Egwene teve vontade de rir. É claro que Liandrin não acreditaria que elas eram capazes de conseguir os cavalos sozinhas.
Nynaeve pareceu desapontada, e sua voz se tornou mais ríspida.
— Você, tire esses cavalos depressa e sele-os, ou vai precisar da Cura de Liandrin, se ela estiver disposta a oferecê-la.
O cavalariço balbuciou o nome da Aes Sedai, mas bastou um olhar para a expressão de Nynaeve para se apressar em arrumar os cavalos com apenas alguns resmungos, baixos o bastante para que ninguém escutasse. Min e Elayne voltaram com suas montarias enquanto ele terminava de apertar o segundo arreio. O de Min era um capão alto cor de terra. A de Elayne, uma égua baia com um pescoço longo.
Quando já estavam montadas, Nynaeve se dirigiu uma última vez ao cavalariço.
— Sem dúvida lhe avisaram para manter isso em segredo, e nada mudou. Não importa se somos duas ou duzentas. Se pensa que isso mudou, imagine o que Liandrin fará caso você fale sobre o que o ordenaram a manter em segredo.
Enquanto saíam, Elayne jogou uma moeda para ele e murmurou:
— Pelo seu trabalho, meu bom homem. Você fez bem. — Do lado de fora, ela trocou e Egwene se entreolharam, e a Filha-herdeira sorriu. — Minha mãe sempre diz que uma vara com mel funciona melhor do que uma vara sem nada.
— Espero não precisarmos de nada disso com os guardas — respondeu Egwene. — Espero que Liandrin também tenha falado com eles.
No entanto, não havia como saber se alguém falara ou não com os guardas do Portão de Tarloman, na grande muralha meridional da área da Torre. Eles deixaram as quatro mulheres passarem sem mais do que um olhar e uma reverência obrigatória. Os guardas estavam ali para manter as pessoas perigosas do lado de fora e pareciam não ter ordens para manter alguém do lado de dentro.

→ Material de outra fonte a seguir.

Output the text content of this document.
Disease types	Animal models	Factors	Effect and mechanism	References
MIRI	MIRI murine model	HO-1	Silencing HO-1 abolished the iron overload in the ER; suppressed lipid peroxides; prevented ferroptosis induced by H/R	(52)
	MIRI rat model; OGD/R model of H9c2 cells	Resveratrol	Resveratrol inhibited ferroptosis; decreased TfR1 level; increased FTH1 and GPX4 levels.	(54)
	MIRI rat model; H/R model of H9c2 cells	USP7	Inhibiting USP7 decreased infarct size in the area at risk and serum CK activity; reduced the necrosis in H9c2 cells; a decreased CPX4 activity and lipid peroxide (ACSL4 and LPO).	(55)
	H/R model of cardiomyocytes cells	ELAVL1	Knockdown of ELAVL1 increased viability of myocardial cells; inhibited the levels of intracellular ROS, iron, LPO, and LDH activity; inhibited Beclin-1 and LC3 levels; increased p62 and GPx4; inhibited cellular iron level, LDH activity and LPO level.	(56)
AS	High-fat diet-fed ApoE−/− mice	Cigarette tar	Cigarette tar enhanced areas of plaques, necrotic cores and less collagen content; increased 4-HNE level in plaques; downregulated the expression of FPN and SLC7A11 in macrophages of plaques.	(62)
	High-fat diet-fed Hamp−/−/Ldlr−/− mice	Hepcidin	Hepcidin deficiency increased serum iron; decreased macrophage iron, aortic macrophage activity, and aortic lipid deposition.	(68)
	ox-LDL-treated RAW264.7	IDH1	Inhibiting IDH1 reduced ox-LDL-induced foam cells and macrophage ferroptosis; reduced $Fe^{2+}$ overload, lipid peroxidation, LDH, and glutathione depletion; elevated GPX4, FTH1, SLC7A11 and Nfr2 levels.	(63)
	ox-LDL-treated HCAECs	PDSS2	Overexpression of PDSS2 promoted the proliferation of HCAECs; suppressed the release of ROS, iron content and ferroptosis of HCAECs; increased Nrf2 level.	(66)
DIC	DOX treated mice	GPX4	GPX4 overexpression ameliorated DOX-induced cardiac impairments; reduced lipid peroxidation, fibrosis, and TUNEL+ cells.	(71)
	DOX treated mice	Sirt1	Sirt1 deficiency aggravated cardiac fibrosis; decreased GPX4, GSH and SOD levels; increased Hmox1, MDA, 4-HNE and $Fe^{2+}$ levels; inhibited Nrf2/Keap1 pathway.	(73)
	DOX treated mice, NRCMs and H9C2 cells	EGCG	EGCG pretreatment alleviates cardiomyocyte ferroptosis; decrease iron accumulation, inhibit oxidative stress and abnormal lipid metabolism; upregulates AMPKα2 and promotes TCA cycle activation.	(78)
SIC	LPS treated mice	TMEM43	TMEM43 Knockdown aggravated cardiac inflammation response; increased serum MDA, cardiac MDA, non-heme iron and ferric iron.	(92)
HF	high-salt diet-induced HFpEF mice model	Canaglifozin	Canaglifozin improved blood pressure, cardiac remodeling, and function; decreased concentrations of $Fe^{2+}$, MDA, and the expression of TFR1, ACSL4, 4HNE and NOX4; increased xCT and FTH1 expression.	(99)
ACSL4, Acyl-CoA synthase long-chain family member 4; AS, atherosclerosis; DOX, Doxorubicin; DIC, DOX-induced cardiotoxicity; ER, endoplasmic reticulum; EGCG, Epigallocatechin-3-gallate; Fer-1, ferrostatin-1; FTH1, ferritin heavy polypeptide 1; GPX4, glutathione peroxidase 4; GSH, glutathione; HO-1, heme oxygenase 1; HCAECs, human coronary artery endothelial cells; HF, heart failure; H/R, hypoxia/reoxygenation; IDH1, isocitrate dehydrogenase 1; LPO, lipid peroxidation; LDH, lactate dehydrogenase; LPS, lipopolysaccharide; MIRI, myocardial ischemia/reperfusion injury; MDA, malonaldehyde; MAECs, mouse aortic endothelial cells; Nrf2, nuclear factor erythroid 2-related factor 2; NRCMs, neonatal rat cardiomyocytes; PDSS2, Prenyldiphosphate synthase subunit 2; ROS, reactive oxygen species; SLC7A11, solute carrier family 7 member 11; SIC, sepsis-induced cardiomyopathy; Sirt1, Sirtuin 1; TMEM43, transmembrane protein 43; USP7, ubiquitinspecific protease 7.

Uma brisa fria do rio lhes deu uma desculpa para erguerem os capuzes dos mantos enquanto seguiam devagar pelas ruas da cidade. O som dos cascos dos cavalos nas pedras do calçamento se perdia no burburinho da multidão que enchia as ruas e na música vinda de alguns prédios pelos quais passavam. Havia gente vestida em trajes de todas as terras, das sóbrias roupas cairhienas às cores vivas e brilhantes do Povo Errante, passando por todos os estilos entre os dois extremos. As pessoas se apertavam para dar passagem a elas como um rio se abre para uma rocha, mas mesmo assim elas não conseguiam avançar em um passo mais rápido que o de uma lenta caminhada.
Egwene não prestou atenção nas fabulosas torres ligadas por pontes que cruzavam os céus e nem aos prédios que não pareciam feitos de pedra, construídos para lembrar ondas quebrando, penhascos esculpidos pelo vento ou conchas elaboradas. As Aes Sedai iam à cidade com frequência, e, naquela multidão, o grupo poderia acabar cara a cara com uma a qualquer momento. Depois de um tempo, percebeu que as outras estavam tão atentas quanto ela. Ainda assim, sentiu-se muito aliviada quando o bosque Ogier apareceu.